HAMPDEN — Three years since President Trump’s election, his demonization of immigrants remains at fever pitch.

The son of an immigrant mother himself, he is reportedly considering Ken Cuccinelli for homeland security secretary, in order to press for hard-line immigration policies. Cuccinelli, acting head of Citizenship and Immigration Services, recently suggested that birthright citizenship – a bedrock of American democracy for centuries – can end without a constitutional amendment.

Meanwhile, President Trump continues to demonize the immigrant community, even signing a proclamation barring legal immigrants who cannot prove they will have health care coverage (or the means to pay for it) within 30 days of their arrival to the United States. This affects immigrants applying for visas from overseas, in addition to the spouses and parents of U.S. citizens and immediate family members of lawful permanent residents.

This is antithetical to our American values – of openness and tolerance of all. It also flies in the face of economic reality, given the millions of jobs and billions of dollars in economic output that immigrants contribute annually.

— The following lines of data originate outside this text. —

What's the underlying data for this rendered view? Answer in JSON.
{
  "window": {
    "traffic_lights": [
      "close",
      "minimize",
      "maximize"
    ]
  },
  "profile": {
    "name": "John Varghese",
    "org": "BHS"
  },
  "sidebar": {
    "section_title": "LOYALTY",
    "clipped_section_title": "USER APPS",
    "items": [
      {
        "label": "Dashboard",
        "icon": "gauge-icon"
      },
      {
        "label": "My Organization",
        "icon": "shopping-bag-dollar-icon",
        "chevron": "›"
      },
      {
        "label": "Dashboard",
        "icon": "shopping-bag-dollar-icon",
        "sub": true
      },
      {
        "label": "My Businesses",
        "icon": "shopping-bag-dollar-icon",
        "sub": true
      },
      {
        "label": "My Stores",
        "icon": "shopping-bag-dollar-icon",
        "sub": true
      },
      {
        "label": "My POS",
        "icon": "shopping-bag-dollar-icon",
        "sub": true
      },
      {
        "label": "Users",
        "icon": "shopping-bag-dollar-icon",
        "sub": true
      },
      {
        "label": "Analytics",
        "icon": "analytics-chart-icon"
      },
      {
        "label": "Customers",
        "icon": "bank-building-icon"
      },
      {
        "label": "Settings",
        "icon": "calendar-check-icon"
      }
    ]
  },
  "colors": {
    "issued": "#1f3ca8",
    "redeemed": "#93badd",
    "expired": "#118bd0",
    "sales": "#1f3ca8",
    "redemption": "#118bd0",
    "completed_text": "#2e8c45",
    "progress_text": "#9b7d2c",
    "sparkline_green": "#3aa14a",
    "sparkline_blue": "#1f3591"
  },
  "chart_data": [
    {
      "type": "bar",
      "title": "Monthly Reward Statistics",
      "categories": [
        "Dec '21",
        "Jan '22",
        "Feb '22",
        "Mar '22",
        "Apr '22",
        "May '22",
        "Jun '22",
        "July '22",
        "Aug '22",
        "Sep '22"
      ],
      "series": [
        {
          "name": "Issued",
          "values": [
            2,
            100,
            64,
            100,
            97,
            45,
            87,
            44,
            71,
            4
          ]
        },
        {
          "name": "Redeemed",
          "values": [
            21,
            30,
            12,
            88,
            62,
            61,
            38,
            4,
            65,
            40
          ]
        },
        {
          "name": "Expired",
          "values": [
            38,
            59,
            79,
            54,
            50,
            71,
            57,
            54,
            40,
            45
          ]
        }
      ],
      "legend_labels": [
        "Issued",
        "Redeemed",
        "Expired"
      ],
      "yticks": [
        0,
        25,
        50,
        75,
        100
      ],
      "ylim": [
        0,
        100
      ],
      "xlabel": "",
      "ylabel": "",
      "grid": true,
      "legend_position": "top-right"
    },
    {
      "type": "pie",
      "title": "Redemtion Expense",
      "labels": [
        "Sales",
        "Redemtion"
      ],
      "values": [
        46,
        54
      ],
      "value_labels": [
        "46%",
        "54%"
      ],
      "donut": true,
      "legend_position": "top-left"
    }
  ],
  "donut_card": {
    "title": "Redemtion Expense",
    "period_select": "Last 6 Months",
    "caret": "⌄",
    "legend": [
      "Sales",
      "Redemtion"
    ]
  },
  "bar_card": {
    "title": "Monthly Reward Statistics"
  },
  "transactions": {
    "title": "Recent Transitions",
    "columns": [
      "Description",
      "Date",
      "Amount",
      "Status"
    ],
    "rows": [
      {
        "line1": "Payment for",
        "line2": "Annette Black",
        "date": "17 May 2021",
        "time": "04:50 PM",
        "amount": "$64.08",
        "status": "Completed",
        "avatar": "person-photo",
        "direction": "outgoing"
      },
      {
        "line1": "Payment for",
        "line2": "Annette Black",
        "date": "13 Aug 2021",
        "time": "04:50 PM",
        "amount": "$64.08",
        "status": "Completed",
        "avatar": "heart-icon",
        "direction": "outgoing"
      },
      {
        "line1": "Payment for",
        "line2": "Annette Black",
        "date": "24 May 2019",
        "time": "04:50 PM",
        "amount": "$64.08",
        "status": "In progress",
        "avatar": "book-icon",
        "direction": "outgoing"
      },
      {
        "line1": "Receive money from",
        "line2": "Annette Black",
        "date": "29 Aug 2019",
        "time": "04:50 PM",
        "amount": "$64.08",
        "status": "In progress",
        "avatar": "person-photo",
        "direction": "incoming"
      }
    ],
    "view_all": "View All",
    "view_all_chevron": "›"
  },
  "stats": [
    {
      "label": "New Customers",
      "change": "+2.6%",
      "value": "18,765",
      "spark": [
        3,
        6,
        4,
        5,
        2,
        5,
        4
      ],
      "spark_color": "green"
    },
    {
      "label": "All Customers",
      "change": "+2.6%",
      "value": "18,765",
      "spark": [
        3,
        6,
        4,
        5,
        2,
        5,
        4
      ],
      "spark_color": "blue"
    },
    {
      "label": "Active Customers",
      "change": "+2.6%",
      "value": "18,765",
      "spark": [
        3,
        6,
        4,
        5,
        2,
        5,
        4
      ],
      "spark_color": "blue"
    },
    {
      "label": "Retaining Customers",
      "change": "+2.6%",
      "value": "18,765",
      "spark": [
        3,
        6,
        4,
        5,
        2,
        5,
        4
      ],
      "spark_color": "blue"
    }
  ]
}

Unfortunately, the demonization of immigrants is not a new practice. We have a long and unfortunate history of doing just that, even though we are a nation of immigrants. What makes today’s attacks on the character of foreigners seeking refuge in America unique and particularly disturbing is that they are coming from the White House.

As far back as the 19th century, immigrants were a favorite target of those already living here. The demonization of yesteryear may not have been state-sponsored (although it often was that, too), but it was no less vile and disturbing.


As documented in my recently published historical novel “An Irish Immigrant Story,” Irish refugees trying to escape the Great Famine of the 1840s were treated deplorably upon their arrival in America. “Irish need not apply” signs were common, along with crueler slogans like “no dogs, no pigs, no Irish.” In Boston Harbor – a popular destination for Europeans seeking a better life – Irish immigrants were quarantined on Deer Island before they were allowed to enter the city, because they were supposedly “dirty and often diseased.” One newspaper opined that sending the Irish back to their home country would solve America’s crime problems.

Does that remind you of a certain someone, who calls for his political opponents to “go back” where they came from?

Such hateful rhetoric has real-world consequences, as it did then. Irish immigrants barred from employment by a bigoted population were reduced to begging in the streets, living in dire poverty. In Boston, the 37,000 Irish immigrants who arrived in 1847 increased the city’s population by over 30 percent, and many were denied employment opportunities.

French Canadians and Italians were also treated unfairly. Those from Asia often had it even worse.

While these were not immigrants from Mexico – the Trump administration’s favorite target – the basis of our nation’s cruelty was the same: Bigotry.

Fortunately, the immigrants of the past endured, helping to build America into what it is today. They started businesses, created new jobs, filled existing ones, fought in America’s wars and led her communities at a time when such communities were routinely scapegoated.


But have we learned nothing from the past? Aren’t we more evolved as a society now, opening doors rather than building walls?

Today, we hear of Mexicans described as murderers, rapists and drug dealers. Immigrant families are separated and children are caged, all in the name of protecting “America’s interests.”

But immigration is in America’s best interest. It always has been.

Throughout “An Irish Immigrant Story,” it becomes clear that the demonization of Irish immigrants most often came from small-minded citizens. Today, that same demonization is coming from the office that historically embodied the true character of America – a nation that stands for higher ideals. It is coming from the leader of the free world, and it is unacceptable.

Dating to 1630, the new land that we now call America was seen as “a city on a hill.” Now, are we to believe that a wall stands between that city and the rest of the world? Between “us” and “them”?

We can do better. We must do better. As the writer George Santayana famously said, “Those who do not learn history are doomed to repeat it.”

America’s history has indeed been filled with doom and gloom for millions of immigrants. And President Trump will doom us to repeat it – unless we, the children of immigrants, say “no more.”